Les wagons portant la mention « 40 hommes, 8 chevaux » datant de la guerre 14/18, restent le symbole de la déportation vers les camps de la mort entre 1940 et 1945. Quinze élèves du collèges « Les Colliberts » de Saint-Michel en l’Herm, ont reconstitué un wagon qui témoigne de l’enfer de la déportation

« Nous étions entassés a plus 120 dans ces wagons et ce, pendant trois jours et trois nuits. Il y avait ceux qui priaient, ceux qui chantaient, ceux qui mourraient. Plus de trois millions d’hommes ont péri dans ces wagons » raconte d’une voix grave et claire malgré l’émotion, Jean Laidet, peintre et ancien déporté du camp de Buchenwald.

« Plus jamais cela ! Plus jamais cette déshumanisation de l’homme qui ne devient plus qu’un numéro ! Plus jamais cette horreur,». C’est bien qu’ont voulu dire ces rescapés qui ont témoigné par leurs écrits, par leurs œuvres comme Maurice de La Pintière ou Jean Laidet qui a fait don, pour la mémoire, de onze toiles montrant ce que fut « le mal absolu » comme le disait Maurice de La Pintière.

 

Oui, l’émotion était en rendez vous lors de la cérémonie poignante qui s’est déroulée à Mouilleron en Pareds pour l’inauguration du « wagon de la mémoire » remis à l’Antenne de l’École du Patrimoine en présence de nombreuses personnalités et de 50 drapeaux des associations d’anciens combattants.

 

« Ce wagon a été conçu, réalisé par quinze élèves de 3e pour le concours de la Résistance et de la Déportation de 2007. Pendant 6 mois, ils ont découvert cette période noire avec Jean Laidet qui a été le catalyseurs et l’âme.
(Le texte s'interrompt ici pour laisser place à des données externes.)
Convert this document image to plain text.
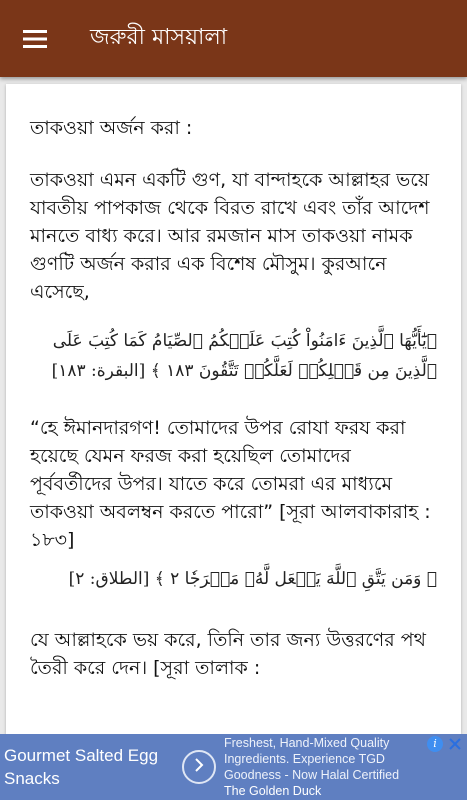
জরুরী মাসয়ালা

তাকওয়া অর্জন করা :

তাকওয়া এমন একটি গুণ, যা বান্দাহকে আল্লাহর ভয়ে যাবতীয় পাপকাজ থেকে বিরত রাখে এবং তাঁর আদেশ মানতে বাধ্য করে। আর রমজান মাস তাকওয়া নামক গুণটি অর্জন করার এক বিশেষ মৌসুম। কুরআনে এসেছে,

﴿يَٰٓأَيُّهَا ٱلَّذِينَ ءَامَنُواْ كُتِبَ عَلَيۡكُمُ ٱلصِّيَامُ كَمَا كُتِبَ عَلَى ٱلَّذِينَ مِن قَبۡلِكُمۡ لَعَلَّكُمۡ تَتَّقُونَ ١٨٣ ﴾ [البقرة: ١٨٣]

“হে ঈমানদারগণ! তোমাদের উপর রোযা ফরয করা হয়েছে যেমন ফরজ করা হয়েছিল তোমাদের পূর্ববর্তীদের উপর। যাতে করে তোমরা এর মাধ্যমে তাকওয়া অবলম্বন করতে পারো” [সূরা আলবাকারাহ : ১৮৩]

﴿ وَمَن يَتَّقِ ٱللَّهَ يَجۡعَل لَّهُۥ مَخۡرَجٗا ٢ ﴾ [الطلاق: ٢]

যে আল্লাহকে ভয় করে, তিনি তার জন্য উত্তরণের পথ তৈরী করে দেন। [সূরা তালাক :

Gourmet Salted Egg Snacks
Freshest, Hand-Mixed Quality Ingredients. Experience TGD Goodness - Now Halal Certified
The Golden Duck
i
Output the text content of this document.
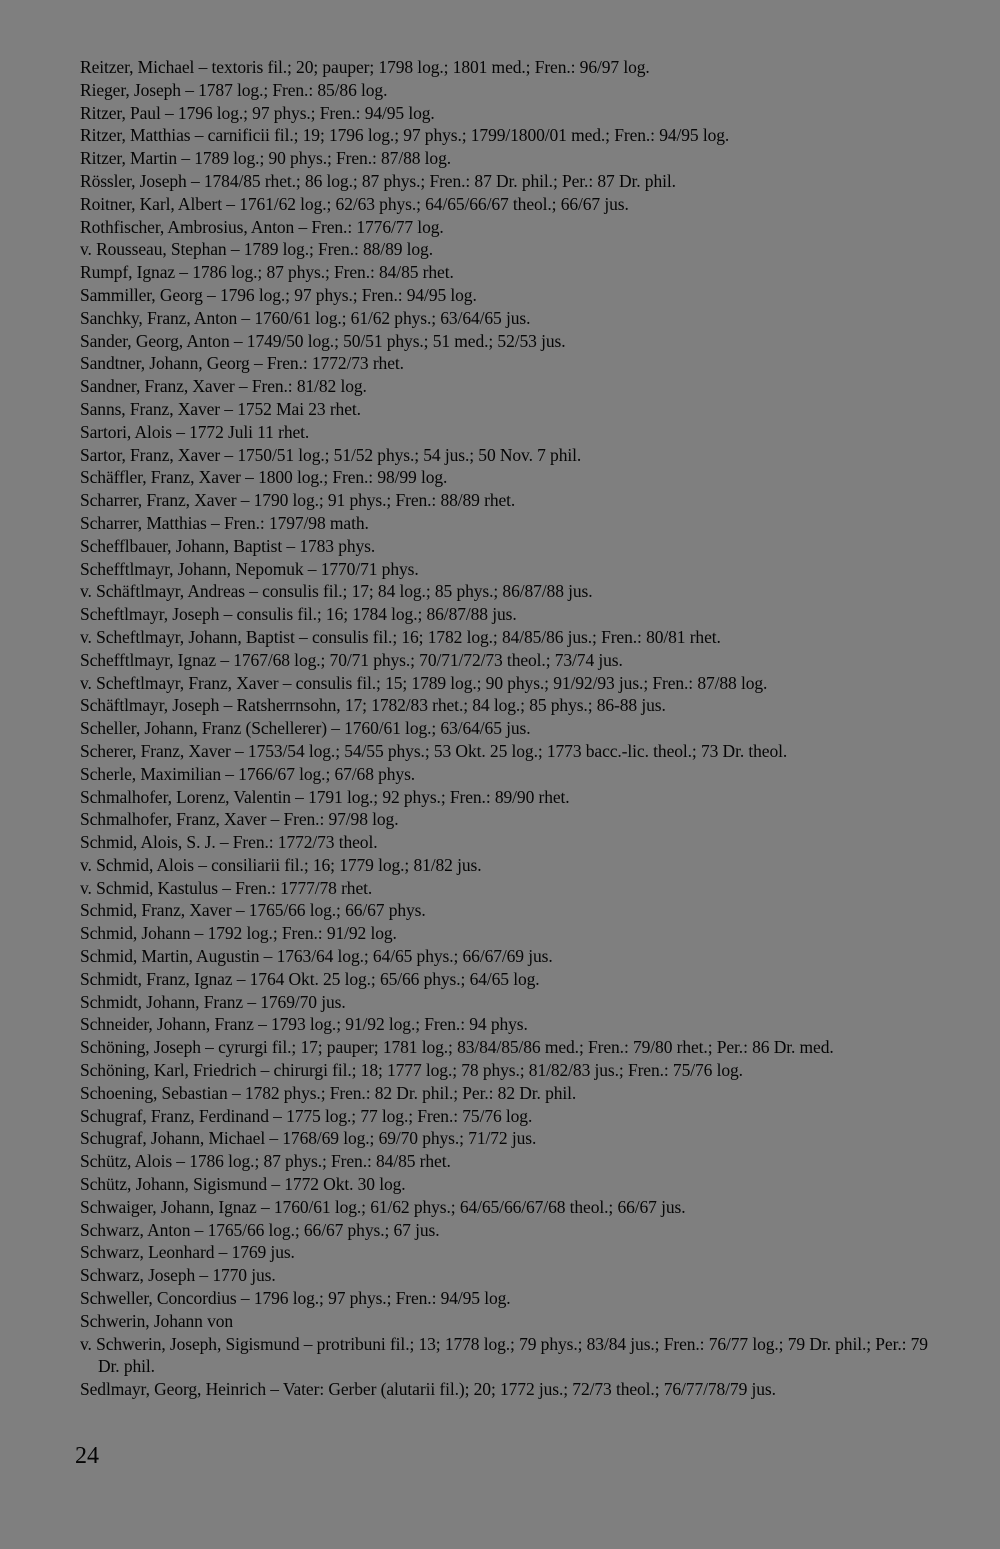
Reitzer, Michael – textoris fil.; 20; pauper; 1798 log.; 1801 med.; Fren.: 96/97 log.

Rieger, Joseph – 1787 log.; Fren.: 85/86 log.

Ritzer, Paul – 1796 log.; 97 phys.; Fren.: 94/95 log.

Ritzer, Matthias – carnificii fil.; 19; 1796 log.; 97 phys.; 1799/1800/01 med.; Fren.: 94/95 log.

Ritzer, Martin – 1789 log.; 90 phys.; Fren.: 87/88 log.

Rössler, Joseph – 1784/85 rhet.; 86 log.; 87 phys.; Fren.: 87 Dr. phil.; Per.: 87 Dr. phil.

Roitner, Karl, Albert – 1761/62 log.; 62/63 phys.; 64/65/66/67 theol.; 66/67 jus.

Rothfischer, Ambrosius, Anton – Fren.: 1776/77 log.

v. Rousseau, Stephan – 1789 log.; Fren.: 88/89 log.

Rumpf, Ignaz – 1786 log.; 87 phys.; Fren.: 84/85 rhet.

Sammiller, Georg – 1796 log.; 97 phys.; Fren.: 94/95 log.

Sanchky, Franz, Anton – 1760/61 log.; 61/62 phys.; 63/64/65 jus.

Sander, Georg, Anton – 1749/50 log.; 50/51 phys.; 51 med.; 52/53 jus.

Sandtner, Johann, Georg – Fren.: 1772/73 rhet.

Sandner, Franz, Xaver – Fren.: 81/82 log.

Sanns, Franz, Xaver – 1752 Mai 23 rhet.

Sartori, Alois – 1772 Juli 11 rhet.

Sartor, Franz, Xaver – 1750/51 log.; 51/52 phys.; 54 jus.; 50 Nov. 7 phil.

Schäffler, Franz, Xaver – 1800 log.; Fren.: 98/99 log.

Scharrer, Franz, Xaver – 1790 log.; 91 phys.; Fren.: 88/89 rhet.

Scharrer, Matthias – Fren.: 1797/98 math.

Schefflbauer, Johann, Baptist – 1783 phys.

Schefftlmayr, Johann, Nepomuk – 1770/71 phys.

v. Schäftlmayr, Andreas – consulis fil.; 17; 84 log.; 85 phys.; 86/87/88 jus.

Scheftlmayr, Joseph – consulis fil.; 16; 1784 log.; 86/87/88 jus.

v. Scheftlmayr, Johann, Baptist – consulis fil.; 16; 1782 log.; 84/85/86 jus.; Fren.: 80/81 rhet.

Schefftlmayr, Ignaz – 1767/68 log.; 70/71 phys.; 70/71/72/73 theol.; 73/74 jus.

v. Scheftlmayr, Franz, Xaver – consulis fil.; 15; 1789 log.; 90 phys.; 91/92/93 jus.; Fren.: 87/88 log.

Schäftlmayr, Joseph – Ratsherrnsohn, 17; 1782/83 rhet.; 84 log.; 85 phys.; 86-88 jus.

Scheller, Johann, Franz (Schellerer) – 1760/61 log.; 63/64/65 jus.

Scherer, Franz, Xaver – 1753/54 log.; 54/55 phys.; 53 Okt. 25 log.; 1773 bacc.-lic. theol.; 73 Dr. theol.

Scherle, Maximilian – 1766/67 log.; 67/68 phys.

Schmalhofer, Lorenz, Valentin – 1791 log.; 92 phys.; Fren.: 89/90 rhet.

Schmalhofer, Franz, Xaver – Fren.: 97/98 log.

Schmid, Alois, S. J. – Fren.: 1772/73 theol.

v. Schmid, Alois – consiliarii fil.; 16; 1779 log.; 81/82 jus.

v. Schmid, Kastulus – Fren.: 1777/78 rhet.

Schmid, Franz, Xaver – 1765/66 log.; 66/67 phys.

Schmid, Johann – 1792 log.; Fren.: 91/92 log.

Schmid, Martin, Augustin – 1763/64 log.; 64/65 phys.; 66/67/69 jus.

Schmidt, Franz, Ignaz – 1764 Okt. 25 log.; 65/66 phys.; 64/65 log.

Schmidt, Johann, Franz – 1769/70 jus.

Schneider, Johann, Franz – 1793 log.; 91/92 log.; Fren.: 94 phys.

Schöning, Joseph – cyrurgi fil.; 17; pauper; 1781 log.; 83/84/85/86 med.; Fren.: 79/80 rhet.; Per.: 86 Dr. med.

Schöning, Karl, Friedrich – chirurgi fil.; 18; 1777 log.; 78 phys.; 81/82/83 jus.; Fren.: 75/76 log.

Schoening, Sebastian – 1782 phys.; Fren.: 82 Dr. phil.; Per.: 82 Dr. phil.

Schugraf, Franz, Ferdinand – 1775 log.; 77 log.; Fren.: 75/76 log.

Schugraf, Johann, Michael – 1768/69 log.; 69/70 phys.; 71/72 jus.

Schütz, Alois – 1786 log.; 87 phys.; Fren.: 84/85 rhet.

Schütz, Johann, Sigismund – 1772 Okt. 30 log.

Schwaiger, Johann, Ignaz – 1760/61 log.; 61/62 phys.; 64/65/66/67/68 theol.; 66/67 jus.

Schwarz, Anton – 1765/66 log.; 66/67 phys.; 67 jus.

Schwarz, Leonhard – 1769 jus.

Schwarz, Joseph – 1770 jus.

Schweller, Concordius – 1796 log.; 97 phys.; Fren.: 94/95 log.

Schwerin, Johann von

v. Schwerin, Joseph, Sigismund – protribuni fil.; 13; 1778 log.; 79 phys.; 83/84 jus.; Fren.: 76/77 log.; 79 Dr. phil.; Per.: 79 Dr. phil.

Sedlmayr, Georg, Heinrich – Vater: Gerber (alutarii fil.); 20; 1772 jus.; 72/73 theol.; 76/77/78/79 jus.

24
Ce wagon est l’ambassadeur pour entretenir la mémoire. Il n’ a pas de France sans l’Histoire ». a rappelé Hubert Ratier, proviseur du lycée à cette époque.

 

Visible à l’antenne de l’école du patrimoine de Mouilleron en Pareds,  Ce wagon s’accompagne d’une exposition retraçant l'univers concentrationnaire nazi qui deviennent de « Véritable support pédagogique pour tous les jeunes du département. Nous vivons un moment de la transmission de la mémoire entre deux générations » constate Dominique Souchet, député de la Vendée pour qui ce « wagon maintiendra en éveil les conscience ». La mémoire des déportés sera aussi présente dans le village natal de Georges Clemenceau et Jean de Lattre puisqu’une plaque avec les noms des 137 vendéens morts en déportation à été dévoilée en ce jour de la déportation, samedi 24 avril.

 

Jean Laidet, matricule 38 119, plaide pour l'avenir en interpellant les jeunes d'une voix puissante qui résonne dans la cours de ce domaine Saint Sauveur : « L'homme n'a toujours pas compris. Civiquement, moralement, on a pas encore franchi le pas. C'est vous, les jeunes qui avez votre destin en main et qui devez assurer la paix. Il y a encore beaucoup de travail pour y parvenir. L'Europe est née il y a 53 ans, elle doit avant tout servir à ça ».